04D-Layer4-例子-AttentionLayer到return

位置

父节点：04B-Layer4-AttentionLayer
兄弟节点：04C-Layer5-FullAttention
当前文档只解释一个问题：AttentionLayer.forward(...) 里 x 怎样变成 Q/K/V，怎样进入 FullAttention.forward(...)，最后怎样回到 return self.out_projection(out), attn。

0. 入口接口

在 PatchTST 的 Encoder 里，这一层实际走的是 self-attention：

python

new_x, attn = self.attention(x, x, x, attn_mask=attn_mask, tau=tau, delta=delta)

所以进入 AttentionLayer.forward(...) 时：

text

queries = x
keys    = x
values  = x

本文 toy 例子固定：

text

B = 1
L = 2
S = 2
d_model = 4
n_heads = 2
head_dim = d_model // n_heads = 2
dropout = 0
mask_flag = False

输入 x 是 2 个 token，每个 token 4 维：

text

x = queries = keys = values
shape = [B, L, d_model] = [1, 2, 4]

token1 = [1, 0, 1, 0]
token2 = [0, 1, 0, 1]

x =
[
  [
    [1, 0, 1, 0],
    [0, 1, 0, 1]
  ]
]

语义对应到 PatchTST：

text

B       = batch 中第几个样本
L / S   = patch token 数
d_model = 每个 patch token 的隐藏表示维度
n_heads = 把 d_model 拆成几个注意力头
head_dim = 每个 head 单独做注意力时使用的维度

1. 总流程图

抽象树：

text

AttentionLayer.forward
├─ 1. 读取 B L S H
├─ 2. 三个 Linear 生成 Q K V
│  ├─ query_projection
│  ├─ key_projection
│  └─ value_projection
├─ 3. view 拆成多头
├─ 4. inner_attention 计算注意力
│  ├─ scores = QK^T
│  ├─ A = softmax(scores)
│  └─ V_attn = A V
├─ 5. view 合并多头
└─ 6. out_projection 后 return

2. 真实代码

位置：

text

ts_benchmark/baselines/time_series_library/layers/SelfAttention_Family.py
class AttentionLayer.forward

python

def forward(self, queries, keys, values, attn_mask, tau=None, delta=None):
    B, L, _ = queries.shape
    _, S, _ = keys.shape
    H = self.n_heads

    queries = self.query_projection(queries).view(B, L, H, -1)
    keys = self.key_projection(keys).view(B, S, H, -1)
    values = self.value_projection(values).view(B, S, H, -1)

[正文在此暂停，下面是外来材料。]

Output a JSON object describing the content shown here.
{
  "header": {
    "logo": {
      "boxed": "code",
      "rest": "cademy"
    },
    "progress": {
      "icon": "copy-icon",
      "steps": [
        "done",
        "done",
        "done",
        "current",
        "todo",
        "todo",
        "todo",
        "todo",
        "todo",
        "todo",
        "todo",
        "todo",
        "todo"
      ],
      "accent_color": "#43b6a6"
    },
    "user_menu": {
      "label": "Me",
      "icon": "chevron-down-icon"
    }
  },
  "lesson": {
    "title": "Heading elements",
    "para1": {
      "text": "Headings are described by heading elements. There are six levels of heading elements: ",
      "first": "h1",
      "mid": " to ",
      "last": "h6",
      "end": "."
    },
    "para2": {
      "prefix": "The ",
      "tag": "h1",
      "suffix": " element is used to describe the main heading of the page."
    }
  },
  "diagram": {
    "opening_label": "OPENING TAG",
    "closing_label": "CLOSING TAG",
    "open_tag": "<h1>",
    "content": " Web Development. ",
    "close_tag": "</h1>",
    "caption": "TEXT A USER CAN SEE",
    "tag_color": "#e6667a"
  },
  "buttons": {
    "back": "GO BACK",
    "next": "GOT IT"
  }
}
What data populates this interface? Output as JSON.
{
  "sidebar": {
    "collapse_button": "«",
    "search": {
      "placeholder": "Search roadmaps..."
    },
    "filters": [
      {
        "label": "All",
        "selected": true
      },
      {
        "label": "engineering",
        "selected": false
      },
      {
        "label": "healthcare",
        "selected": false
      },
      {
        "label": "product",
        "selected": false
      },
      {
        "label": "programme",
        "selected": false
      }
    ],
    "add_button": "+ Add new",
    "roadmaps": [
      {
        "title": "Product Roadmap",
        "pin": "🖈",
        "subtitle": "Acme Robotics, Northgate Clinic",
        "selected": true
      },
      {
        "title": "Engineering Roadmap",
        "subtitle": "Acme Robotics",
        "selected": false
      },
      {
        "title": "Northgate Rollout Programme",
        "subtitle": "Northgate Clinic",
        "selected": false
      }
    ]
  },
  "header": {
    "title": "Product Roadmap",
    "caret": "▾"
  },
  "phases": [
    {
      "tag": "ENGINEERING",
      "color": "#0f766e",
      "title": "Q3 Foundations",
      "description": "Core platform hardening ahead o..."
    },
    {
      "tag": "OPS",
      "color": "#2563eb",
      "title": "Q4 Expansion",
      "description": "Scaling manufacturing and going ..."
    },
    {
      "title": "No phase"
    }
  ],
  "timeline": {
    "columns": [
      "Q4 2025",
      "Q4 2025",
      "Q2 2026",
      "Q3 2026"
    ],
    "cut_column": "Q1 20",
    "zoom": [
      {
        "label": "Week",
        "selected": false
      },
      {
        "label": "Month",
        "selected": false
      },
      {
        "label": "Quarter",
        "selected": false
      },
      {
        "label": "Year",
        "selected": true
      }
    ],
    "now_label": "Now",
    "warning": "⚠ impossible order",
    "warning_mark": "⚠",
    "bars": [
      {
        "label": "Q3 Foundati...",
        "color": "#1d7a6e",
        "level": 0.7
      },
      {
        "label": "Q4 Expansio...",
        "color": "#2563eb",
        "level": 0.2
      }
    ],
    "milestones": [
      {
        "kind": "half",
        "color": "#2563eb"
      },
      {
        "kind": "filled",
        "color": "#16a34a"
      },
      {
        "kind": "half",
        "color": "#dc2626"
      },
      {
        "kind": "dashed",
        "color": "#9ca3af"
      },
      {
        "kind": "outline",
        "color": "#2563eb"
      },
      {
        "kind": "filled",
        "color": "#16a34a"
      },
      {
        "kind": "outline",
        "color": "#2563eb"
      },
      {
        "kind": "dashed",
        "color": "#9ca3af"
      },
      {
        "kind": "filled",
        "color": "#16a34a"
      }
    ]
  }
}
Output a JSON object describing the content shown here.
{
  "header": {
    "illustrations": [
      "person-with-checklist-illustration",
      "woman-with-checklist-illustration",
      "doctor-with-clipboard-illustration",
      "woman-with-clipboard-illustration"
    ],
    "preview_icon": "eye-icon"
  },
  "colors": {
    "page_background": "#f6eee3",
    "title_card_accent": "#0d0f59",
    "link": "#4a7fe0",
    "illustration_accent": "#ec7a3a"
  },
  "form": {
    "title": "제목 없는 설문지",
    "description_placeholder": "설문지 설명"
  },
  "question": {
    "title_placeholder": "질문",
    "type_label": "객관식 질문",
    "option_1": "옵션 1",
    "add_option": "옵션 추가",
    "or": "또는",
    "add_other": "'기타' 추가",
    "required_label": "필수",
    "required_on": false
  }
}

    out, attn = self.inner_attention(
        queries, keys, values, attn_mask, tau=tau, delta=delta
    )
    out = out.view(B, L, -1)

    return self.out_projection(out), attn

中文注释版：

python

def forward(self, queries, keys, values, attn_mask, tau=None, delta=None):
    # queries: [B, L, d_model]
    # keys:    [B, S, d_model]
    # values:  [B, S, d_model]
    B, L, _ = queries.shape
    _, S, _ = keys.shape

    # H 是多头数，来自 AttentionLayer.__init__(..., n_heads)
    H = self.n_heads

    # 每个 Linear 都先把 d_model 映射到 n_heads * head_dim
    # 然后 view 成 [B, token数, n_heads, head_dim]
    queries = self.query_projection(queries).view(B, L, H, -1)
    keys = self.key_projection(keys).view(B, S, H, -1)
    values = self.value_projection(values).view(B, S, H, -1)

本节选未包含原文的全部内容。